The suffix -rel is occasionally diminutive, indicating something young or small. Thus a pickerel is a species of small pike. But in most -rel words, the suffix has a derogatory implication. Mongrel is from mung or mang, words for mixtures in the Middle Ages, plus -rel, meaning “a mixed breed, a cross.”
It can refer to a dog but is generally disparaging when used about anything else – a mongrel policy, a mongrel wine – and offensive when used of people. Doggerel is bad writing, or comic verse. Wastrels are spendthrifts.
Similar to -rel is -ling in that it is sometimes diminutive and sometimes deprecatory. Goslings and ducklings are baby birds, but a groundling is an uncritical or unrefined person (too poor to pay for a seat in Renaissance theaters) and a changeling is a child exchanged by fairies, or any kind of replacement of inferior value.

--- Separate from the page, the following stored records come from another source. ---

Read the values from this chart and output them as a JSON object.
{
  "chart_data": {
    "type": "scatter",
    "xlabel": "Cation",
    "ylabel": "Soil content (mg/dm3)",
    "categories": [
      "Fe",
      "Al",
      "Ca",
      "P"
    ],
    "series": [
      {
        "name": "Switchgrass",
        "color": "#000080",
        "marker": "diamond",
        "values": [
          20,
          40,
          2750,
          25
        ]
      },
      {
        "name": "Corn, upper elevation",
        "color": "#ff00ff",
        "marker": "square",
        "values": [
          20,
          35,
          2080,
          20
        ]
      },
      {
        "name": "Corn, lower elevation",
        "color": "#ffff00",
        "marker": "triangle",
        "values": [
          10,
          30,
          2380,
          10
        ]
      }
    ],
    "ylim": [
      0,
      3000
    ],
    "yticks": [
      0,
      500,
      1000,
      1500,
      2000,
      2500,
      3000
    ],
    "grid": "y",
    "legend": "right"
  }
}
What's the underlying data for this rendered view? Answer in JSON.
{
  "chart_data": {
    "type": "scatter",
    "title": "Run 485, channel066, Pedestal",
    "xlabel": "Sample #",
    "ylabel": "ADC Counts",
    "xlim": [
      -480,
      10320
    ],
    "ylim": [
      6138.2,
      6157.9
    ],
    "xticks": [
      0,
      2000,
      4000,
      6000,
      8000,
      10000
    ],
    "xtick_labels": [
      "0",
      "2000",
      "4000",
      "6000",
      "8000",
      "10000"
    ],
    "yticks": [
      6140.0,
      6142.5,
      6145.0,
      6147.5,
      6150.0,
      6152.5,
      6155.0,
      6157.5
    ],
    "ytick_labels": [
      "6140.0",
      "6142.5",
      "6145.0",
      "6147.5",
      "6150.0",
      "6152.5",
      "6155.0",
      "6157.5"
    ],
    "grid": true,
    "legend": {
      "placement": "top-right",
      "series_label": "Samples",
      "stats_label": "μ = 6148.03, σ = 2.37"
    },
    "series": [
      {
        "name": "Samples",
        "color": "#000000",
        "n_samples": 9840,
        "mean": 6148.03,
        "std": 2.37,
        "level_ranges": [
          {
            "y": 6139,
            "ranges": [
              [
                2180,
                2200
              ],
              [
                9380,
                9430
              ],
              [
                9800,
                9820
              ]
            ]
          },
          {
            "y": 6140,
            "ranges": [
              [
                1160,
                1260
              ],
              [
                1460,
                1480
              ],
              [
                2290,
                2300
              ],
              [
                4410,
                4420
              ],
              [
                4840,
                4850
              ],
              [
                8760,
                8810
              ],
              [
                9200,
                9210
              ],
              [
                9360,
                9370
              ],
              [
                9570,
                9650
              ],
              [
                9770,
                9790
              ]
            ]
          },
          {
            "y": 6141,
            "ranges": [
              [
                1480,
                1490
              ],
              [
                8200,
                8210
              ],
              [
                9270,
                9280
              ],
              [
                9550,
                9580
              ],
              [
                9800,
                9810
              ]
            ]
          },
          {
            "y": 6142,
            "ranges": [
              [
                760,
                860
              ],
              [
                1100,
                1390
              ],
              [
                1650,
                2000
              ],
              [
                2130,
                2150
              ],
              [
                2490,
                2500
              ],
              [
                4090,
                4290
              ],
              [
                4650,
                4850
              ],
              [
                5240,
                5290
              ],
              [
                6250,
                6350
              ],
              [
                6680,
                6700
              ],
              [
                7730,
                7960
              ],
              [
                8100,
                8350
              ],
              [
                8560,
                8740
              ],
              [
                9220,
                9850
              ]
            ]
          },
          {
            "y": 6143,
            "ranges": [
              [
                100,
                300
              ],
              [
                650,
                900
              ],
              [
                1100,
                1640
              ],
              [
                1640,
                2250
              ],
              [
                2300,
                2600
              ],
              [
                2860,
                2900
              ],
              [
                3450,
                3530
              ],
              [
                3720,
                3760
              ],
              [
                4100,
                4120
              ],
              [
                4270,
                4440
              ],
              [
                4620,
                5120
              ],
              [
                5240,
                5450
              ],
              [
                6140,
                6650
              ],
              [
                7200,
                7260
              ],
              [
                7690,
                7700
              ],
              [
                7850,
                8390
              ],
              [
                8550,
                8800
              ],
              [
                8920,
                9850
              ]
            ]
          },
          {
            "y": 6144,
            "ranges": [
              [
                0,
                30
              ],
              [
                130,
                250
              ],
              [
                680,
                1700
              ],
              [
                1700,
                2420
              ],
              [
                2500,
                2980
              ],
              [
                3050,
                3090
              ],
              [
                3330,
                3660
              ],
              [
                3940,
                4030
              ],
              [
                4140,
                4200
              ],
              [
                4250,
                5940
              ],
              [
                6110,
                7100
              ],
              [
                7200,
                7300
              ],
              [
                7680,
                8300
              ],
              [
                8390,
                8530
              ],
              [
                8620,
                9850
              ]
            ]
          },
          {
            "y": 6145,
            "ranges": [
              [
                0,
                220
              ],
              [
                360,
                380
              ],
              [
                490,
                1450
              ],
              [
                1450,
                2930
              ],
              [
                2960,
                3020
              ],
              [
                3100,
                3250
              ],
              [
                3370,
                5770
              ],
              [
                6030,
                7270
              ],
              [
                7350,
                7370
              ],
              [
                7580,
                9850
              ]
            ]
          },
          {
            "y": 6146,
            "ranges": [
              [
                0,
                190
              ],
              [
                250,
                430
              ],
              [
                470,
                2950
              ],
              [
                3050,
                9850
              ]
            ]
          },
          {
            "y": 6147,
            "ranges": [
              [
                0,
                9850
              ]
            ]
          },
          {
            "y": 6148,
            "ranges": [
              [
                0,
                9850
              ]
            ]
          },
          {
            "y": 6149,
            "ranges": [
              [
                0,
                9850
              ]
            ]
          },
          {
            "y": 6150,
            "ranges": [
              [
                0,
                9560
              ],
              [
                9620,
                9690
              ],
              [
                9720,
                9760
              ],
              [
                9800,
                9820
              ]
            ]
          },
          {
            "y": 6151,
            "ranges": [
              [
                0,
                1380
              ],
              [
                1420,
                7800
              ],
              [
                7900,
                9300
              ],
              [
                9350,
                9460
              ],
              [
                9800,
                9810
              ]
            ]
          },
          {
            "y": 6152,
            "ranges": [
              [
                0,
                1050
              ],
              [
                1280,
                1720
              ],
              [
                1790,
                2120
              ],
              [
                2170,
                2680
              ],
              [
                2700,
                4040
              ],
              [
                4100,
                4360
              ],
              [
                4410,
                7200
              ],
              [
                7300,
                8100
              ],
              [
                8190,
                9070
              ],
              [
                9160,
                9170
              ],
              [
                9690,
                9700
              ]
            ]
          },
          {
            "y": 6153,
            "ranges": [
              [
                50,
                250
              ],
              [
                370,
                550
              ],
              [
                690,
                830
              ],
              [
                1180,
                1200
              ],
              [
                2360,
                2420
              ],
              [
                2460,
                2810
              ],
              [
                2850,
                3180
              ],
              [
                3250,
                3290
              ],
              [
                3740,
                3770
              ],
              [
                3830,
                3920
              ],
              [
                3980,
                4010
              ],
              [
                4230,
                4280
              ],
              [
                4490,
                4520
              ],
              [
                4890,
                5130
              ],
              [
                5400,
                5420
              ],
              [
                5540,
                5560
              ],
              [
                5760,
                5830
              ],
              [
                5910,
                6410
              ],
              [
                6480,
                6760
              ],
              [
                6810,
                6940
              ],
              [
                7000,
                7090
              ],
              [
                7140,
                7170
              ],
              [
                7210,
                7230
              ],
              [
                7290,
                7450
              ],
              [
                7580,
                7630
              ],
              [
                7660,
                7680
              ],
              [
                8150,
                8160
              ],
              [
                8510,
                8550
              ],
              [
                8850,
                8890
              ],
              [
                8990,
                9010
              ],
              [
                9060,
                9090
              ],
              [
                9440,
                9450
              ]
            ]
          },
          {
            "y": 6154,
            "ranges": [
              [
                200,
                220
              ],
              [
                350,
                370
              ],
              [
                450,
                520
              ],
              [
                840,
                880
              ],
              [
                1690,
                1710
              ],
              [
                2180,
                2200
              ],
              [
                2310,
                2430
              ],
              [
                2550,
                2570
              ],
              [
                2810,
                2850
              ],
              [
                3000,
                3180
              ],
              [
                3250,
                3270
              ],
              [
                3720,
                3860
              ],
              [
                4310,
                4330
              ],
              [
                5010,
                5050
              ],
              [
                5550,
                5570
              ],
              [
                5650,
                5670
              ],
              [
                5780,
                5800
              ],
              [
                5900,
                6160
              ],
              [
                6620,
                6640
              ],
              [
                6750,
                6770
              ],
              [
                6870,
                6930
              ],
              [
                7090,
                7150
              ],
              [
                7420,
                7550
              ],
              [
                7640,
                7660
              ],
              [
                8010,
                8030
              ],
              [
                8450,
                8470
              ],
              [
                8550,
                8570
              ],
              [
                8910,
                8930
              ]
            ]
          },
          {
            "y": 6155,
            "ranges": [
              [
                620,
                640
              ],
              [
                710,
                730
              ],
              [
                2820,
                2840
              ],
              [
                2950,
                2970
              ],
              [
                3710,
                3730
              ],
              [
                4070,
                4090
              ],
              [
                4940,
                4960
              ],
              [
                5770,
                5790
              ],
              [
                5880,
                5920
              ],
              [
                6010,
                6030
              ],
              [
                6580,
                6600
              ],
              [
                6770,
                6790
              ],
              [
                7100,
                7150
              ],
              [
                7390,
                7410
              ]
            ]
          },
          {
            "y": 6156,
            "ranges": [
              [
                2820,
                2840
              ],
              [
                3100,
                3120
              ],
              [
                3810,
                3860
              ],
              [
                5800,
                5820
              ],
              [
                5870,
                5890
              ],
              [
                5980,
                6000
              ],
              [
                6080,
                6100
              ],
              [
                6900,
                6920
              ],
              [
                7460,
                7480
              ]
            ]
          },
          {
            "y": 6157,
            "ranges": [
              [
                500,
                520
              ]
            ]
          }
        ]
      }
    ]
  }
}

In the past 30 years or so, English has been evolving a new example. The pejorative suffix -tard denigrates a person who has a certain quality or believes a thing that the speaker deplores. It derives directly from retard, a word we increasingly condemn as a slur. Glutard, then, is a disparaging term for a person who doesn’t eat gluten, lactard for someone who can’t tolerate lactose, and libtard for a liberal.
One pejorative suffix made recent headlines when North Korean leader Kim Jong-un called President Trump a “dotard,” sending many Americans to their dictionaries. Though it looks like another -tard word, it actually comes from a distantly related suffix, -ard, which also gave us sluggard, drunkard, and laggard.
The insult did nothing to prevent the Trump-Kim summit, but Mr. Kim’s use of the unusual word will probably guarantee this pejorative suffix a place in history.